Above: Arthur Balfour’s letter conveys the news to Lord Rothschild that the British government supports the creation of a Jewish homeland in Palestine.
For the time being, while the letter had no international legal standing, the Declaration was received with great excitement by the Zionist leaders and those recent immigrants to Palestine. The Declaration evoked consternation to Arab leaders, primarily in Syria and the Arabian peninsula who thought that Palestine should be territory that they would control after the defeat of the Ottoman Empire. The Balfour Declaration was discussed at the 1919 Paris Peace conference and again when the future of the Middle East was ratified in the 1920 San Remo Treaty. And then when the British issued their outline for how Palestine would be governed, the contents of the Balfour Declaration were found in the League of Nation’s July 1922 ratification of how Palestine would operate, The Articles of the Palestine Mandate. Thus the League of Nations gave the Declaration international sanction and legitimacy..

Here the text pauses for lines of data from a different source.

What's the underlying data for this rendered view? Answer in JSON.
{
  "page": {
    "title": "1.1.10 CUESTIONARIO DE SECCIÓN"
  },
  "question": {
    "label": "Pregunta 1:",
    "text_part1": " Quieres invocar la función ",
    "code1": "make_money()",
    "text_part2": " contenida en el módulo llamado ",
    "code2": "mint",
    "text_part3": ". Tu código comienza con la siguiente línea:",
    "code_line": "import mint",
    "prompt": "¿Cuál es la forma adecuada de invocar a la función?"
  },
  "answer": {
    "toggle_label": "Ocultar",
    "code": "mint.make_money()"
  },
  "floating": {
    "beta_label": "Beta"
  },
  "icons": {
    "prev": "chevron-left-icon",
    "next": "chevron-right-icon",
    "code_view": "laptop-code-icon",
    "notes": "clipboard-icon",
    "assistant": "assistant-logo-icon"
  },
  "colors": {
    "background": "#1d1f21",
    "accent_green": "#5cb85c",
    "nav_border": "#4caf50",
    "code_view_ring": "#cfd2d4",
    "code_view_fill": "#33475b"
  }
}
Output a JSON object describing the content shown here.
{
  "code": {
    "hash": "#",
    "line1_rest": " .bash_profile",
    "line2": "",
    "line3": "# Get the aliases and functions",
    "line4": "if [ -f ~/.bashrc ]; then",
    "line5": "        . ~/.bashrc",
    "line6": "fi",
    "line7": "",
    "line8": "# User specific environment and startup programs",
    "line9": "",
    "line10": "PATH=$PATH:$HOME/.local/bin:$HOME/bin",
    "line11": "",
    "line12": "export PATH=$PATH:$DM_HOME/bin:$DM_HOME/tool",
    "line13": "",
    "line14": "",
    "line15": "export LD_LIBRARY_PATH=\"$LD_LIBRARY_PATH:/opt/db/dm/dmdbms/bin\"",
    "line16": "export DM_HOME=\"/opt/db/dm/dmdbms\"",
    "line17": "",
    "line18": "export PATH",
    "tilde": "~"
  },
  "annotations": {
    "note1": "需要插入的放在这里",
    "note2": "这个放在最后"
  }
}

The Articles of the Mandate encourage the development of “a Jewish national home in Palestine” facilitated by Great Britain. Controlling Palestine physically fit conveniently with larger British strategic interests in the Middle East. Before, during, and after World War I, British strategic interests included the establishment of a “land bridge’ from the Persian Gulf to the Mediterranean in order to insure British economic and political influence and control from India to Egypt. For the British, the Declaration was one of many building blocks that asserted British influence and territorial control over the Middle East, connecting Britain’s Arab allies, clients, kings, and tribal leaders into a desired geo-political network of influence across the region. This strategy included agreements with Arab tribal leaders in Yemen, Oman, Kuwait, Qatar, Afghanistan, and the Arabian Peninsula. Securing Palestine as geographic buffer for British presence in Egypt and protection of the Suez Canal was necessary from Britain’s viewpoint. Thus, Zionist and British interests dovetailed into a workable and functioning symbiosis.